Reviews

Eve's Song Is a Haunting World Premiere From Patricia Ione Lloyd

A new play looks at violence against women in the African-American community.

Karl Green, Ashley D. Kelley, Kadijah Raquel, and De'Adre Aziza in a scene from Eve's Song, directed by Jo Bonney, at the Public Theater.
Karl Green, Ashley D. Kelley, Kadijah Raquel, and De'Adre Aziza in a scene from Eve's Song, directed by Jo Bonney, at the Public Theater.
(© Joan Marcus)

The new play Eve's Song, now playing at the Public Theater, begins as so many others do, with an upper-middle-class family sitting down to dinner. Deborah (De'Adre Aziza) and her children Lauren (Kadijah Raquel) and Mark (Karl Green) methodically unfurl their napkins with a flourish. They discuss their day. Brother and sister engage in playful banter. But there's something off, something simmering below the surface. It's a terror that's simultaneously localized to the Johnson family and the world at large.

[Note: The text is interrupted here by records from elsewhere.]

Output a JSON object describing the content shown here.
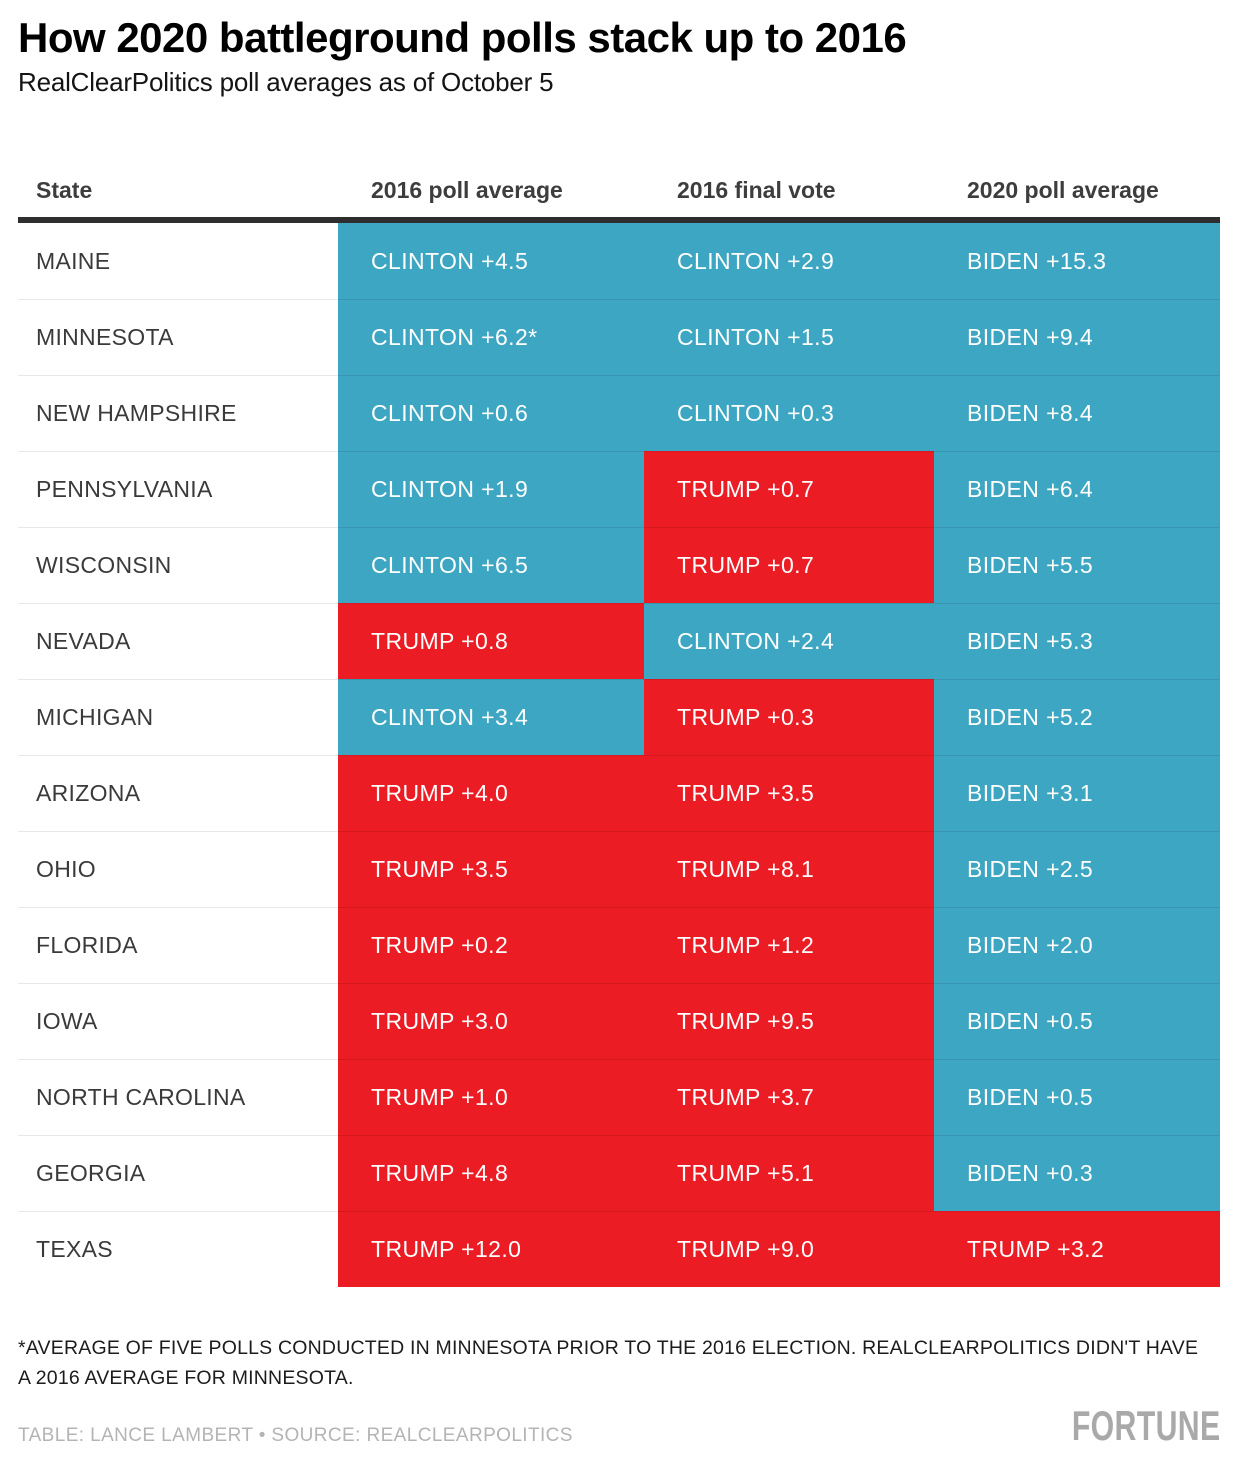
{
  "chart_data": {
    "type": "table",
    "title": "How 2020 battleground polls stack up to 2016",
    "subtitle": "RealClearPolitics poll averages as of October 5",
    "columns": [
      "State",
      "2016 poll average",
      "2016 final vote",
      "2020 poll average"
    ],
    "colors": {
      "dem": "#3DA6C2",
      "rep": "#EC1C24"
    },
    "rows": [
      {
        "state": "MAINE",
        "cells": [
          {
            "label": "CLINTON +4.5",
            "party": "dem"
          },
          {
            "label": "CLINTON +2.9",
            "party": "dem"
          },
          {
            "label": "BIDEN +15.3",
            "party": "dem"
          }
        ]
      },
      {
        "state": "MINNESOTA",
        "cells": [
          {
            "label": "CLINTON +6.2*",
            "party": "dem"
          },
          {
            "label": "CLINTON +1.5",
            "party": "dem"
          },
          {
            "label": "BIDEN +9.4",
            "party": "dem"
          }
        ]
      },
      {
        "state": "NEW HAMPSHIRE",
        "cells": [
          {
            "label": "CLINTON +0.6",
            "party": "dem"
          },
          {
            "label": "CLINTON +0.3",
            "party": "dem"
          },
          {
            "label": "BIDEN +8.4",
            "party": "dem"
          }
        ]
      },
      {
        "state": "PENNSYLVANIA",
        "cells": [
          {
            "label": "CLINTON +1.9",
            "party": "dem"
          },
          {
            "label": "TRUMP +0.7",
            "party": "rep"
          },
          {
            "label": "BIDEN +6.4",
            "party": "dem"
          }
        ]
      },
      {
        "state": "WISCONSIN",
        "cells": [
          {
            "label": "CLINTON +6.5",
            "party": "dem"
          },
          {
            "label": "TRUMP +0.7",
            "party": "rep"
          },
          {
            "label": "BIDEN +5.5",
            "party": "dem"
          }
        ]
      },
      {
        "state": "NEVADA",
        "cells": [
          {
            "label": "TRUMP +0.8",
            "party": "rep"
          },
          {
            "label": "CLINTON +2.4",
            "party": "dem"
          },
          {
            "label": "BIDEN +5.3",
            "party": "dem"
          }
        ]
      },
      {
        "state": "MICHIGAN",
        "cells": [
          {
            "label": "CLINTON +3.4",
            "party": "dem"
          },
          {
            "label": "TRUMP +0.3",
            "party": "rep"
          },
          {
            "label": "BIDEN +5.2",
            "party": "dem"
          }
        ]
      },
      {
        "state": "ARIZONA",
        "cells": [
          {
            "label": "TRUMP +4.0",
            "party": "rep"
          },
          {
            "label": "TRUMP +3.5",
            "party": "rep"
          },
          {
            "label": "BIDEN +3.1",
            "party": "dem"
          }
        ]
      },
      {
        "state": "OHIO",
        "cells": [
          {
            "label": "TRUMP +3.5",
            "party": "rep"
          },
          {
            "label": "TRUMP +8.1",
            "party": "rep"
          },
          {
            "label": "BIDEN +2.5",
            "party": "dem"
          }
        ]
      },
      {
        "state": "FLORIDA",
        "cells": [
          {
            "label": "TRUMP +0.2",
            "party": "rep"
          },
          {
            "label": "TRUMP +1.2",
            "party": "rep"
          },
          {
            "label": "BIDEN +2.0",
            "party": "dem"
          }
        ]
      },
      {
        "state": "IOWA",
        "cells": [
          {
            "label": "TRUMP +3.0",
            "party": "rep"
          },
          {
            "label": "TRUMP +9.5",
            "party": "rep"
          },
          {
            "label": "BIDEN +0.5",
            "party": "dem"
          }
        ]
      },
      {
        "state": "NORTH CAROLINA",
        "cells": [
          {
            "label": "TRUMP +1.0",
            "party": "rep"
          },
          {
            "label": "TRUMP +3.7",
            "party": "rep"
          },
          {
            "label": "BIDEN +0.5",
            "party": "dem"
          }
        ]
      },
      {
        "state": "GEORGIA",
        "cells": [
          {
            "label": "TRUMP +4.8",
            "party": "rep"
          },
          {
            "label": "TRUMP +5.1",
            "party": "rep"
          },
          {
            "label": "BIDEN +0.3",
            "party": "dem"
          }
        ]
      },
      {
        "state": "TEXAS",
        "cells": [
          {
            "label": "TRUMP +12.0",
            "party": "rep"
          },
          {
            "label": "TRUMP +9.0",
            "party": "rep"
          },
          {
            "label": "TRUMP +3.2",
            "party": "rep"
          }
        ]
      }
    ],
    "footnote": "*AVERAGE OF FIVE POLLS CONDUCTED IN MINNESOTA PRIOR TO THE 2016 ELECTION. REALCLEARPOLITICS DIDN'T HAVE A 2016 AVERAGE FOR MINNESOTA.",
    "credit": "TABLE: LANCE LAMBERT • SOURCE: REALCLEARPOLITICS",
    "brand": "FORTUNE"
  }
}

Eve's Song marks the debut of playwright Patricia Ione Lloyd and tackles a lot of subjects: being black in 2018 America, being queer and black in 2018 America, being a queer, black woman in 2018 America, the very real violence and danger therein, first love, divorce, and the ancestral spirit world, to name a few. And it's a comedy — a very funny one at that. It'll also leave you shaken.

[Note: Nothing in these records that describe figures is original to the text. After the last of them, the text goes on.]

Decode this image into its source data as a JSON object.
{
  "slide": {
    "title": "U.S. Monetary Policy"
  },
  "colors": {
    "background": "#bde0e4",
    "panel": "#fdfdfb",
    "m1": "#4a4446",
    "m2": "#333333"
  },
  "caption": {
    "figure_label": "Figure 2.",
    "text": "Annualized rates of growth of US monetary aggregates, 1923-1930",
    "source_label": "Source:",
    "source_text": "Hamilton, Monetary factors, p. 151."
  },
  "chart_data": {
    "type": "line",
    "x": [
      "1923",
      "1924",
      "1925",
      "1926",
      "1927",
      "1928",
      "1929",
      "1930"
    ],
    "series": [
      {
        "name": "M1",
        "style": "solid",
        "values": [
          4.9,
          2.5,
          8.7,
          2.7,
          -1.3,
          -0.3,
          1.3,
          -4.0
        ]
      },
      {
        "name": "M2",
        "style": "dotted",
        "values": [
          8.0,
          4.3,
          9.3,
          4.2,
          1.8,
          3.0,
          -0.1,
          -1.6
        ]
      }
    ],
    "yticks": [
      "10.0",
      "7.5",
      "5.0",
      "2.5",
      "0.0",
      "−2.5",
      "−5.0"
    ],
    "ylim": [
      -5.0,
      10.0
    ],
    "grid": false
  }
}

Deborah is the vice president of acquisitions for a big company. "I have always been meticulous and impeccable," she says about her work and life. "I have always excelled." When you're an African-American woman in a position of power, you have to be meticulous. And you have to be extra careful.

Well aware that wealth and status don't provide barriers when it comes to violence, Deborah, newly divorced, is worried about her kids. Mark, 14, is a very smart, very quiet kid. She doesn't know he's spending his nights watching news reports about the deaths of young black men like him. Meanwhile, Lauren, 19, has recently come out and started dating Upendo (Ashley D. Kelley), a socially woke activist who not only introduces Lauren to a world of fighting for justice, but also awakens her to the possibilities of finding her inner self.

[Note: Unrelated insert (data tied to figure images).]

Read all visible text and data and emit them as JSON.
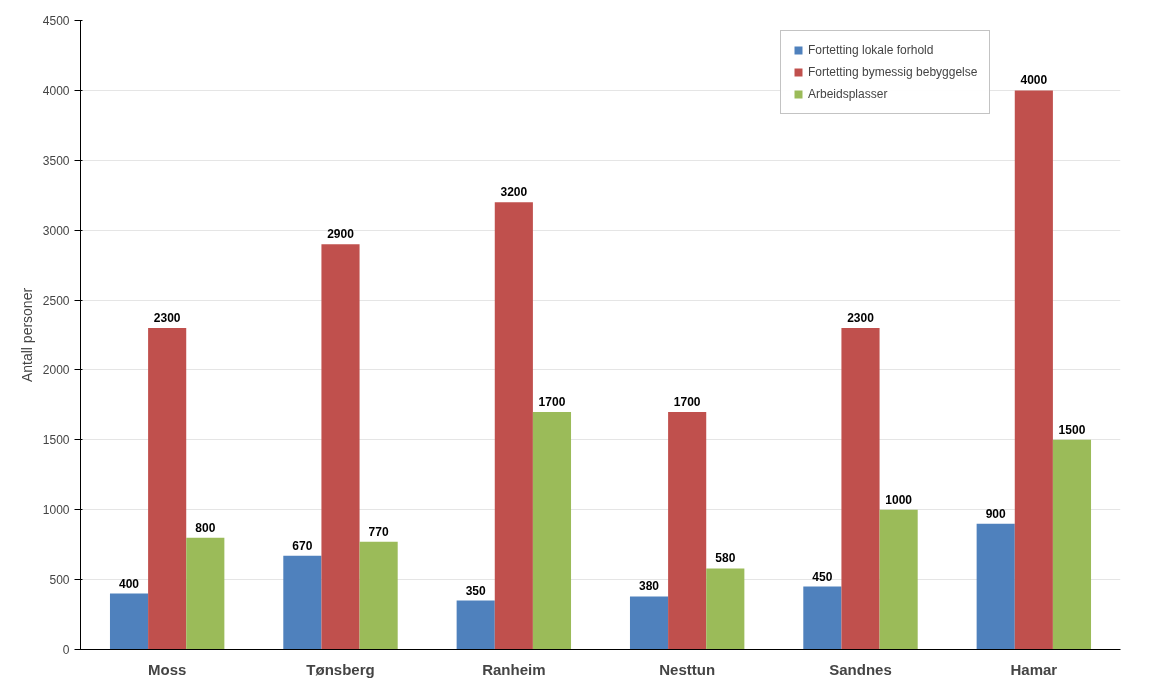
{
  "chart_data": {
    "type": "bar",
    "ylabel": "Antall personer",
    "categories": [
      "Moss",
      "Tønsberg",
      "Ranheim",
      "Nesttun",
      "Sandnes",
      "Hamar"
    ],
    "series": [
      {
        "name": "Fortetting lokale forhold",
        "color": "#4f81bd",
        "values": [
          400,
          670,
          350,
          380,
          450,
          900
        ]
      },
      {
        "name": "Fortetting bymessig bebyggelse",
        "color": "#c0504d",
        "values": [
          2300,
          2900,
          3200,
          1700,
          2300,
          4000
        ]
      },
      {
        "name": "Arbeidsplasser",
        "color": "#9bbb59",
        "values": [
          800,
          770,
          1700,
          580,
          1000,
          1500
        ]
      }
    ],
    "ylim": [
      0,
      4500
    ],
    "yticks": [
      0,
      500,
      1000,
      1500,
      2000,
      2500,
      3000,
      3500,
      4000,
      4500
    ],
    "grid": "y",
    "legend": "top right",
    "data_labels": true
  }
}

As Deborah begins to feel like her life is splintering to pieces, cracks in the walls and floorboards of her home start to appear. So do the spirits of three female forebears who, we learn, have died senseless deaths. It all builds to a shattering, and more importantly, surprising, climax that's entirely unexpected. And yet, unfortunately, it's also entirely expected.

Aesthetically, the world built by director Jo Bonney looks very normal. The set (Riccardo Hernandez) resembles just about any dining room you've ever seen, with costumes (Emilio Sosa) straight out of the real world. But with simple modifications in lighting (Lap Chi Chu), projections (Hana S. Kim), and sound (Elisheba Ittoop), the tension increases exponentially. As in life, everything changes in an instant.

Each performance has its own haunted quality. Aziza wonderfully introduces us to that Type A mom for whom everything must be perfect, with hell to pay when its not. Green has some beautiful moments as a kid that's all too aware of what's going on in the world. Kelley brings bravado to the role of Upendo, while Raquel is just perfect as a young queer woman of color searching for her path. Vernice Miller, Rachel Watson-Jih, and Tamara M. Williams complete the company as Spirit Women, and each has a moving turn in the spotlight.

Lloyd displays a luminous voice, at once uproarious and melancholy, and loaded with the poetic lyricism of dramatic forbearers like Ntozake Shange, Lorraine Hansberry, and August Wilson. But this voice is all Lloyd's own. Not many people can weave a thread of humor into a play about violence against women in the African-American community, while making sure it also hits you hard in the stomach. Lloyd does both, and with the added attraction of making it feel like a credible, old-fashioned ghost story. Eve's Song is an exciting debut effort from a writer whose work should be blasted onto all of our radars.